3. My Icontext implementation

public interface IContext
    {
        IDbSet<Projet> Projects { get; set; }     
        IDbSet<Task> Tasks{ get; set; }
        IDbSet<Entite> Entities { get; set; }

        DbSet<TEntity> Set<TEntity>() where TEntity : class;
        DbEntityEntry<TEntity> Entry<TEntity>(TEntity entity) where TEntity : class;

        int SaveChanges();
    }

4. The Project Entity

public class ProjectRepository : GenericRepository<Projet>, IProjectRepository
    {

        IContext _context;

        public ProjectRepository(IContext context) : base(context)
        {
            _context = context;
            _dbset = _context.Set<Projet>();
        }

        public Projet GetProjectById(int Id) 
        {
            return _dbset.FirstOrDefault(x=>x.Id == Id);
        }

    }

So, what I want to do, is to have transactions work with the model above. For example, when a project is created with his tasks I want to use a transaction to save the Project and the Task entities, so I'm sure that the insert of theses entities would be an atomic operation.

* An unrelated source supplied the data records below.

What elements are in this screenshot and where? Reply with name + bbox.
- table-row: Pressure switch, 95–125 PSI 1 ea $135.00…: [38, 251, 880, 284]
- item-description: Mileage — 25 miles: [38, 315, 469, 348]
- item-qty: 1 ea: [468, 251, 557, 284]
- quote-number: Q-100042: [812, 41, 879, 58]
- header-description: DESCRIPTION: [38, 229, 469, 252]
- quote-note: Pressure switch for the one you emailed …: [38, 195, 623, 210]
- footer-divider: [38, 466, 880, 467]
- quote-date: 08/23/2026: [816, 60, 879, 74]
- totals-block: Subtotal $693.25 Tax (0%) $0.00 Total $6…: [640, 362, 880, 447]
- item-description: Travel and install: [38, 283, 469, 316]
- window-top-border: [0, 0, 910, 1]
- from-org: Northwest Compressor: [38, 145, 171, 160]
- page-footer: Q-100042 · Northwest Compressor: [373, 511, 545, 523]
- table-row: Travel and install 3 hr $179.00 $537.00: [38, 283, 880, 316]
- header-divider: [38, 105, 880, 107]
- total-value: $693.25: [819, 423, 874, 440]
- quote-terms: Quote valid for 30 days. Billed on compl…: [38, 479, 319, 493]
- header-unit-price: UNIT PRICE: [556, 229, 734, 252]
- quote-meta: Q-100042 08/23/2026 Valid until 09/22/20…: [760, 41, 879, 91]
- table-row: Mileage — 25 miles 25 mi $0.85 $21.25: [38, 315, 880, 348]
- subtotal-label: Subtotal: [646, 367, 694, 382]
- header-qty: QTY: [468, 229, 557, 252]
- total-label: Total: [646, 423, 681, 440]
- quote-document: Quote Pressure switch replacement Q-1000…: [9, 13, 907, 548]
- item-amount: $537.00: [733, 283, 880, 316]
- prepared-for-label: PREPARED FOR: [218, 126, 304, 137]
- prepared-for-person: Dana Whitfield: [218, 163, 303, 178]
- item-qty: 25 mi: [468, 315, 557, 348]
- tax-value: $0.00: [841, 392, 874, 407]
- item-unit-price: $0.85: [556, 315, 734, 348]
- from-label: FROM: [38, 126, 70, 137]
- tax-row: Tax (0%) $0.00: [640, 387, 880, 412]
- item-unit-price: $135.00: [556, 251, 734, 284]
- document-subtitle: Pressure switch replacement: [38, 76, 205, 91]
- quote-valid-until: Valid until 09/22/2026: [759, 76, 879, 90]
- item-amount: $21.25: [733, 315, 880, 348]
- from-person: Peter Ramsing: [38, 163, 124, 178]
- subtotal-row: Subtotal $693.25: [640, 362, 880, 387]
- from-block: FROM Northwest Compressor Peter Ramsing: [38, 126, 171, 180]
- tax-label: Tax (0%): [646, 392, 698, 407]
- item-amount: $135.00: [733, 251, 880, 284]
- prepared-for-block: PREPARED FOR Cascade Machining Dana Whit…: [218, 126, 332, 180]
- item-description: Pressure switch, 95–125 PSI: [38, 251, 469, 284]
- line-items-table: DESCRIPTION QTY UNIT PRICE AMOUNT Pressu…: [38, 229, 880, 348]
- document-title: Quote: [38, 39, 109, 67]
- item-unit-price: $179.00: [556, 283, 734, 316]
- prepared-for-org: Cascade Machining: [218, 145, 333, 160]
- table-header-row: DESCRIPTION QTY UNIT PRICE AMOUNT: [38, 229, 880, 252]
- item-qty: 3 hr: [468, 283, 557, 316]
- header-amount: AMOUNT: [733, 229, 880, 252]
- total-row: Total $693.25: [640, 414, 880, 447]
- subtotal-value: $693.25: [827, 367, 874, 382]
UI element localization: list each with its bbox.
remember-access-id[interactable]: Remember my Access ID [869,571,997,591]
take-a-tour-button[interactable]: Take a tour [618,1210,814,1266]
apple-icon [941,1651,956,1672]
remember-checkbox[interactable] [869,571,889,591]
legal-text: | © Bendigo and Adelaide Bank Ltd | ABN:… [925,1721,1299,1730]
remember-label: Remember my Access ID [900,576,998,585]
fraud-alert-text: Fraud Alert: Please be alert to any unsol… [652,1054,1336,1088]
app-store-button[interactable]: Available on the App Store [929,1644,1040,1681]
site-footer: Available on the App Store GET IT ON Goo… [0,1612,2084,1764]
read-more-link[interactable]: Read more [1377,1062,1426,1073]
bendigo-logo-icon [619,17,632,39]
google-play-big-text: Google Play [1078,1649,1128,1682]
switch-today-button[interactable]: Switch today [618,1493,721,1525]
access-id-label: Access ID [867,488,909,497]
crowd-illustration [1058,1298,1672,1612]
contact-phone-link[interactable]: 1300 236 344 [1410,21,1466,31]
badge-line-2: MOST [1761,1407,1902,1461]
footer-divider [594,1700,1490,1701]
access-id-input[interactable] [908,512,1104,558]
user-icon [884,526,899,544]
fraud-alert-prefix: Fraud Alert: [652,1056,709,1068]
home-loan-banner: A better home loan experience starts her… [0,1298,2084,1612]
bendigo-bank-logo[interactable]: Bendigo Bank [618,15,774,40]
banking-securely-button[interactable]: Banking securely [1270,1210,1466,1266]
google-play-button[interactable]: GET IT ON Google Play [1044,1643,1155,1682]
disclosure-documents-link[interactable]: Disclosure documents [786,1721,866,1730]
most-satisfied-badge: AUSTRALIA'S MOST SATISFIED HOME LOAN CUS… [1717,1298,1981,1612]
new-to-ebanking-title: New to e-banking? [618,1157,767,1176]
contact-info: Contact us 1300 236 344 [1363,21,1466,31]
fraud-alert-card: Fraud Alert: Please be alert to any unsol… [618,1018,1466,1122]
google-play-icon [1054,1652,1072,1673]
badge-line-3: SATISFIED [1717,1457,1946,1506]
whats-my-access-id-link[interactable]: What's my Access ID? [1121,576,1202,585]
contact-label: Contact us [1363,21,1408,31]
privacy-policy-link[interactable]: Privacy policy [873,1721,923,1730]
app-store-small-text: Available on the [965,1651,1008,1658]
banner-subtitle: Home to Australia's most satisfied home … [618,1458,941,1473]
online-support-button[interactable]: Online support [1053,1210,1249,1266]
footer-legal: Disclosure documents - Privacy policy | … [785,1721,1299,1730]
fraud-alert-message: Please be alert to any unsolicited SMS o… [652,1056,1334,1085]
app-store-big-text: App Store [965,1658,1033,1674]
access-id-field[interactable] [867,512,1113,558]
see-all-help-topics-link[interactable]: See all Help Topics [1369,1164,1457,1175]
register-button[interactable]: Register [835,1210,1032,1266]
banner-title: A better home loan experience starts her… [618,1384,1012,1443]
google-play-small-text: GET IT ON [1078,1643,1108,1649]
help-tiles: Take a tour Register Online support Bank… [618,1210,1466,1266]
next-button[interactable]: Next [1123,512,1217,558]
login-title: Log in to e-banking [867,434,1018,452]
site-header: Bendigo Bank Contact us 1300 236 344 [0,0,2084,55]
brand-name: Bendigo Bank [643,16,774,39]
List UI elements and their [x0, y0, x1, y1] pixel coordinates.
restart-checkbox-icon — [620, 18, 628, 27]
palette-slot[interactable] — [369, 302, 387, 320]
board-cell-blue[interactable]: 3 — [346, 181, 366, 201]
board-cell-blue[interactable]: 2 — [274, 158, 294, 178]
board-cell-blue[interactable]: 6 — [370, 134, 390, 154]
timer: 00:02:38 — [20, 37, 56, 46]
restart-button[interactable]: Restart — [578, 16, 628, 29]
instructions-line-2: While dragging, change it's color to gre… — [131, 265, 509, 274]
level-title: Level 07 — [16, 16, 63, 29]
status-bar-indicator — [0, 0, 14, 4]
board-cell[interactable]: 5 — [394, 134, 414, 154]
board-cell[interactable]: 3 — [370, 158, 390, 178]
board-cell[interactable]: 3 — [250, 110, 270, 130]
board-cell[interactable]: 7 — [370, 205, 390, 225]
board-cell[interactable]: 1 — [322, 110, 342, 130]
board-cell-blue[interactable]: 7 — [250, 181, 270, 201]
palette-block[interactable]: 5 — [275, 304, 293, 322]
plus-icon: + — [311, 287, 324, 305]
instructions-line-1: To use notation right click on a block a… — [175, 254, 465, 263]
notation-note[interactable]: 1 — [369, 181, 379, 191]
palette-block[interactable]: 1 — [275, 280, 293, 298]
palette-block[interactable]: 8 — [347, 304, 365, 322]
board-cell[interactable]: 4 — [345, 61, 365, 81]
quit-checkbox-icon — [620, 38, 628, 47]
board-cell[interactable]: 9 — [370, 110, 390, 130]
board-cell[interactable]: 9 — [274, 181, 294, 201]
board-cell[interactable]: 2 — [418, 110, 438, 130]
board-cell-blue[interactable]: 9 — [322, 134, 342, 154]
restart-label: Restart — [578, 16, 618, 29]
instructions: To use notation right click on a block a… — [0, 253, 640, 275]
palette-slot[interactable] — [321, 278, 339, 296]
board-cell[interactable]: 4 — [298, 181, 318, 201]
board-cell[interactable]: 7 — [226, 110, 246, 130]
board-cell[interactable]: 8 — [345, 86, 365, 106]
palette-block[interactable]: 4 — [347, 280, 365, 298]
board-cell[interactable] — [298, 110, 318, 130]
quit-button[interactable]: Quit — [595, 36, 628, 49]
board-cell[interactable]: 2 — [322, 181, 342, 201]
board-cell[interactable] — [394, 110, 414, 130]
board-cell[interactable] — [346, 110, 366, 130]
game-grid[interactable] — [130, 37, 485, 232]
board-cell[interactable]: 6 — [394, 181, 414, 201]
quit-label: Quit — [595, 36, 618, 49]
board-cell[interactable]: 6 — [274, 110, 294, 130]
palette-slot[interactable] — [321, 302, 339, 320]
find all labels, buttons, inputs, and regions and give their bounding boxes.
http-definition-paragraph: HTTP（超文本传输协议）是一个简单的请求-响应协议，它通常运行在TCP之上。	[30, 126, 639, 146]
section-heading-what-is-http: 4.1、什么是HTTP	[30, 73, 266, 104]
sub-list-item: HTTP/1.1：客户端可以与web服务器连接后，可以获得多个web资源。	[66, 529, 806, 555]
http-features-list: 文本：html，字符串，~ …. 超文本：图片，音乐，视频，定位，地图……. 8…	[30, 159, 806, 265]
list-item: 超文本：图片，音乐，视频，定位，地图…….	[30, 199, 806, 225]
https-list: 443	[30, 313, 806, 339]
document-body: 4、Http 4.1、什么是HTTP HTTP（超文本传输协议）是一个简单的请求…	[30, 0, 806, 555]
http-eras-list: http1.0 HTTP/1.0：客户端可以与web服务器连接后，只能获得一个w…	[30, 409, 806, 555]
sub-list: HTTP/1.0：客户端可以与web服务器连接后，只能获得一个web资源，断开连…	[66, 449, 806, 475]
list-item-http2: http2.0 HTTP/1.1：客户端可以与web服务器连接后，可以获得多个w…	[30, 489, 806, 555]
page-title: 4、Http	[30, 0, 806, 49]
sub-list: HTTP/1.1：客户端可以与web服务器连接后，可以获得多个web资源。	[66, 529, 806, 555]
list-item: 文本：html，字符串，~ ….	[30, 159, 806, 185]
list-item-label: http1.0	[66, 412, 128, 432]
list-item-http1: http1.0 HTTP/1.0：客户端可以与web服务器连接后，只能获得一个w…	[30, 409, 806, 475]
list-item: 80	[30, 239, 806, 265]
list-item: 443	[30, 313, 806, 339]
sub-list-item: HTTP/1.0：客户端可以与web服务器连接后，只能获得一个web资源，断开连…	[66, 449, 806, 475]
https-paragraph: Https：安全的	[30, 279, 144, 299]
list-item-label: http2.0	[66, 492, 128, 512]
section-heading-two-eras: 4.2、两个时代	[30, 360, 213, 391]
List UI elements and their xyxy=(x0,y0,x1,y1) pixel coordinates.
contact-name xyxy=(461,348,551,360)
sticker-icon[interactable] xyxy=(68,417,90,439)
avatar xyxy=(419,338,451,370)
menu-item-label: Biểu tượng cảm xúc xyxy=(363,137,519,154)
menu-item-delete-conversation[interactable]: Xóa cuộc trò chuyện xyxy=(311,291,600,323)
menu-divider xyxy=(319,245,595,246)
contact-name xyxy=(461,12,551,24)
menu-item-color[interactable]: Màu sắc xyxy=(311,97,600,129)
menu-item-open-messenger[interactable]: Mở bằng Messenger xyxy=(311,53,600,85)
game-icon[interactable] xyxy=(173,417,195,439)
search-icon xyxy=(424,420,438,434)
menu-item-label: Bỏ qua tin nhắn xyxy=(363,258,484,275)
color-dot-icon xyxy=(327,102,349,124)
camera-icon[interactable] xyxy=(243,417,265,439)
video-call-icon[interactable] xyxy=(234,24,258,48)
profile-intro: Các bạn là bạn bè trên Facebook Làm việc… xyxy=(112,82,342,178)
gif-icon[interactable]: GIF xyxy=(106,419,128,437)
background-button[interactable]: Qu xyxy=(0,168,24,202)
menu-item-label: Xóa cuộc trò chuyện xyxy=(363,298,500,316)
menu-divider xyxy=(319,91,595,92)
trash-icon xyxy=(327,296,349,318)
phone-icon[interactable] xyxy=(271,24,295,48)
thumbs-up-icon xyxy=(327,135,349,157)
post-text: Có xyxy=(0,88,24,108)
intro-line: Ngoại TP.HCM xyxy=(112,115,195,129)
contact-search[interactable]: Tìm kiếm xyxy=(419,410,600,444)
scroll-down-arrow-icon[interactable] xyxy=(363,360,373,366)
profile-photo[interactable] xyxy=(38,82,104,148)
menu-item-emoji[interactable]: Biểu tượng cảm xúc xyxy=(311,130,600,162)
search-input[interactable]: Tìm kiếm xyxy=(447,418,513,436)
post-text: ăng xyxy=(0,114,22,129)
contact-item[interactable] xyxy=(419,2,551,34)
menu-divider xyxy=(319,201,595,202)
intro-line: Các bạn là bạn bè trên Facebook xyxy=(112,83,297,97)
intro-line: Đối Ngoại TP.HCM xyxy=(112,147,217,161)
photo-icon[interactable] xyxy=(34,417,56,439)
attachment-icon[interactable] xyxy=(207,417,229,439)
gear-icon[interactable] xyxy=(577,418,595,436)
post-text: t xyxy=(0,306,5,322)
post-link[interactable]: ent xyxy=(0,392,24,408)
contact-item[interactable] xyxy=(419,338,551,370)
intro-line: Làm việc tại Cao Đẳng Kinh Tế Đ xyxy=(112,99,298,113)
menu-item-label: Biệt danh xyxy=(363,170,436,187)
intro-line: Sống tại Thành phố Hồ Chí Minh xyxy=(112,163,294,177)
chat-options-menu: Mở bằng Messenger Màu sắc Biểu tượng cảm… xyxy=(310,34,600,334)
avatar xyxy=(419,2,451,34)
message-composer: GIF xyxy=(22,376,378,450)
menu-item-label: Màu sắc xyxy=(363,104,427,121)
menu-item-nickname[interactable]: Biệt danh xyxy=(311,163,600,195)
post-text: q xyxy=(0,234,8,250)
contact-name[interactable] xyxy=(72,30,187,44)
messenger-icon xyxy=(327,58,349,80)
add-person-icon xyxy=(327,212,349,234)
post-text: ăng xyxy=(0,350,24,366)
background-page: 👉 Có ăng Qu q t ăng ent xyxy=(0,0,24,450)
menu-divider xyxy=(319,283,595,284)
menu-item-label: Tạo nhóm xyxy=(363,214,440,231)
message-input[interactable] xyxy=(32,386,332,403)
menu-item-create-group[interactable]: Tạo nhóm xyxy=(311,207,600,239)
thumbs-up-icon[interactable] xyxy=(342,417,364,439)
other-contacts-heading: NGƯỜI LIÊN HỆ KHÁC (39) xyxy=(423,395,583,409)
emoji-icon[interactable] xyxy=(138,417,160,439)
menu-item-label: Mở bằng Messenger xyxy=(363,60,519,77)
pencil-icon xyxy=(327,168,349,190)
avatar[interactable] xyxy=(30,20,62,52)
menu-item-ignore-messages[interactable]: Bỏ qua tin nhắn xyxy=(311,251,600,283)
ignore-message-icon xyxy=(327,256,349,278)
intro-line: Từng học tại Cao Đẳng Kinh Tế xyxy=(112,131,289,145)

thanks for your help and suggestions.

Upvotes: 3

Views: 5592

Answers (1)

Houssam Hamdan
Houssam Hamdan

Reputation: 908

Usually, your repositories are injected into engine / service classes. I will assume we have a ProjectEngine.cs where ProjectRepo and TaskRepo are injected. The code will look as follows:

     public class ProjectEngine : IProjectEngine
        {
            IProjectRepository projectRepository;
            ITaskRepository taskRepository;

            public ProjectEngine(
                IProjectRepository ProjectRepository,
                ITaskRepository TaskRepository)
            {
                projectRepository = ProjectRepository;
                taskRepository = TaskRepository;
            }

            public void CreateProject(CreateProjectRequest createProjectRequest)
            {

            using (TransactionScope scope = new TransactionScope())
                    {

                       // these operations are atomic since they below to same transactionscope
                        projectRepository.Add([project]);
                        taskRepository.Add([tasks]);
                        // data will not be affected until complete operation is called. Any database exception would rollback the transaction.
                        scope.Complete();
                    }

              } 

         }

To recap, the best way to do that is by including multiple repositories operations within same transactionscope.